Reading (tricky) Data Into SAS

#1
Hello Every One,

I am new to SAS, here is the input file we have, need to get the output as listed below.

  • Need to delete ''====".
  • Need to list Male/Female under Gender Column
  • Need to list 20/30 under AgeGroup column

Thanks in Advance. :rolleyes:



Input Data




Code:
Female  20 
=================
Name	Dept
=================
Mary	IT
Jill	Sales

Male	30
=================
Name	Dept
=================
Tom	IT
John	Sales



OUT PUT


Code:
Gender	AgeGroup   	Name	Dept

Female	20		Mary	IT
Female	20		Jill	Sales
Male	30		Tom	IT
Male	30		John	Sales
 
#2
reading hierarchical text with junk lines

There could actually be a few sticky points on this, but in general it isn't too bad.

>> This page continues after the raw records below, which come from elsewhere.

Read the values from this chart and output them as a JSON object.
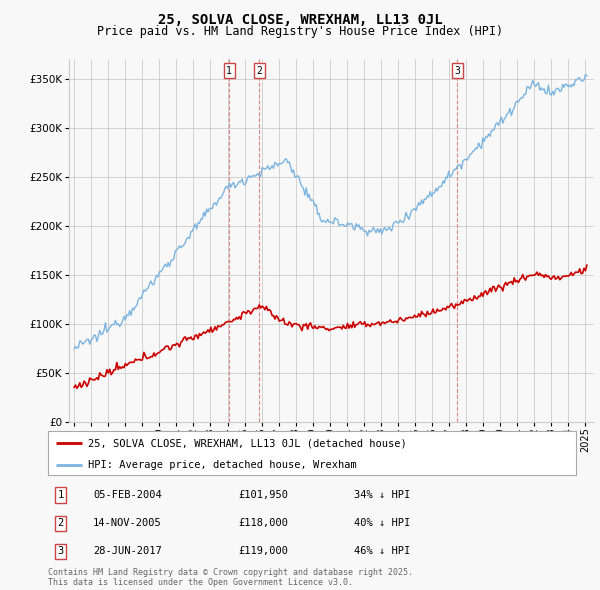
{
  "title": "25, SOLVA CLOSE, WREXHAM, LL13 0JL",
  "subtitle": "Price paid vs. HM Land Registry's House Price Index (HPI)",
  "title_fontsize": 10,
  "subtitle_fontsize": 8.5,
  "ytick_values": [
    0,
    50000,
    100000,
    150000,
    200000,
    250000,
    300000,
    350000
  ],
  "ylim": [
    0,
    370000
  ],
  "hpi_color": "#7cb4e0",
  "price_color": "#cc0000",
  "grid_color": "#cccccc",
  "background_color": "#f8f8f8",
  "sale1_date": "05-FEB-2004",
  "sale1_price": 101950,
  "sale1_hpi_pct": "34%",
  "sale2_date": "14-NOV-2005",
  "sale2_price": 118000,
  "sale2_hpi_pct": "40%",
  "sale3_date": "28-JUN-2017",
  "sale3_price": 119000,
  "sale3_hpi_pct": "46%",
  "footnote": "Contains HM Land Registry data © Crown copyright and database right 2025.\nThis data is licensed under the Open Government Licence v3.0.",
  "sale_vline_color": "#cc4444",
  "num_box_color": "#cc4444"
}
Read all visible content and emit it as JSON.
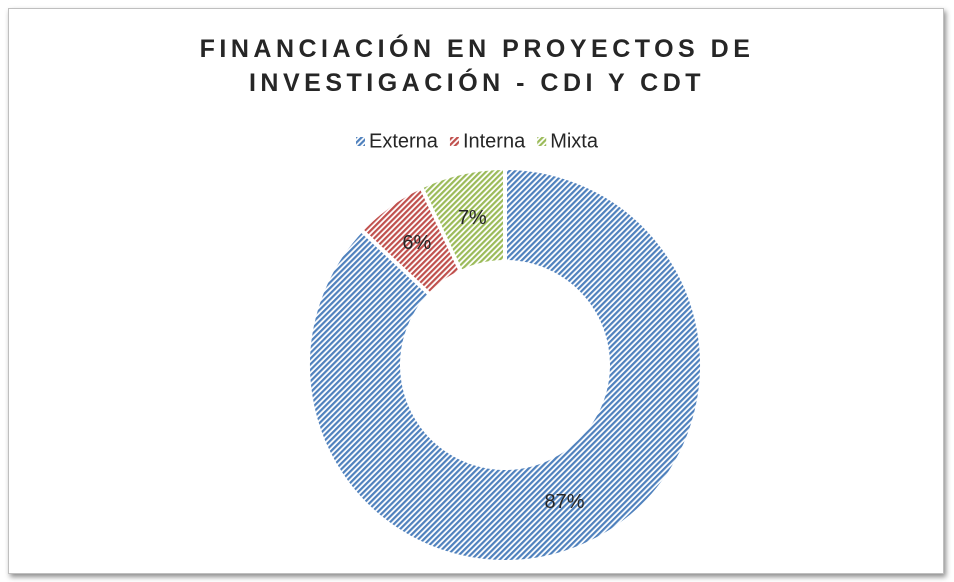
{
  "chart_data": {
    "type": "donut",
    "title": "FINANCIACIÓN EN PROYECTOS DE INVESTIGACIÓN - CDI Y CDT",
    "categories": [
      "Externa",
      "Interna",
      "Mixta"
    ],
    "values": [
      87,
      6,
      7
    ],
    "value_labels": [
      "87%",
      "6%",
      "7%"
    ],
    "colors": [
      "#4f81bd",
      "#c0504d",
      "#9bbb59"
    ],
    "legend": "top"
  }
}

DATA newfile; RETAIN gender age; DROP RECTYPE;
*retain is neccesary to hold onto the values for gender and age;
*rectype will be used to tell SAS what to do with each row of data. you don't want to keep it after that;
INFILE 'C:\JUNK\junksasfile.txt' lrecl=231 MISSOVER;
*infile is reading the file I saved with your example data;
*lrecl sets record length long enough to take any line;
*missover is used since there are different number of variables depending on type of line otherwise you get wrapping;

INPUT RECTYPE $ @;
*reads first string up to a blank, names it rectype;
*@holds the line open until you're done with it;
IF RECTYPE IN ('Female','Male') THEN DO;
INPUT Age;
Gender=rectype;
END;
*This block reads in gender and age;
*SAS reads the variables in order... first rectype then age. You'll drop rectype, so make gender = rectype;
*the retain statement will hold these values until it encounters another line starting with "male' or 'female';

ELSE IF RECTYPE='========' THEN DO;
delete;
end;
*this block deletes lines starting with a string of at least 8 '=' signs;
*default variable length for SAS is 8;

ELSE IF RECTYPE='Name' THEN DO;
delete;
end;
*gets rid of pesky label lines;

else do;
INPUT Department $;
Name=rectype;
OUTPUT;
END;
* thefirst variable is already read in, the next variable is department;
*rectype will be equal to the first eight characters of the name, so name=rectype;
run;

This will work for the data example you gave, but there are a couple caveats. If you have various types of names, like "John Q. Public" this won't work as it assumes a blank is a delimiter. If the 8 character string isn't long enough, you'll need to set a variable length and include a decimal point after the name in the input statement to tell SAS to scan until it finds the blank (this might also include specifying the delimiter). If you have those type problems, post again. I didn't spend much time checking this, the output file isn't exactly what you want but since it is a sas dataset it doesn't matter. If you want to spit out a flat file, you can find out how to do that pretty easilly.

Brian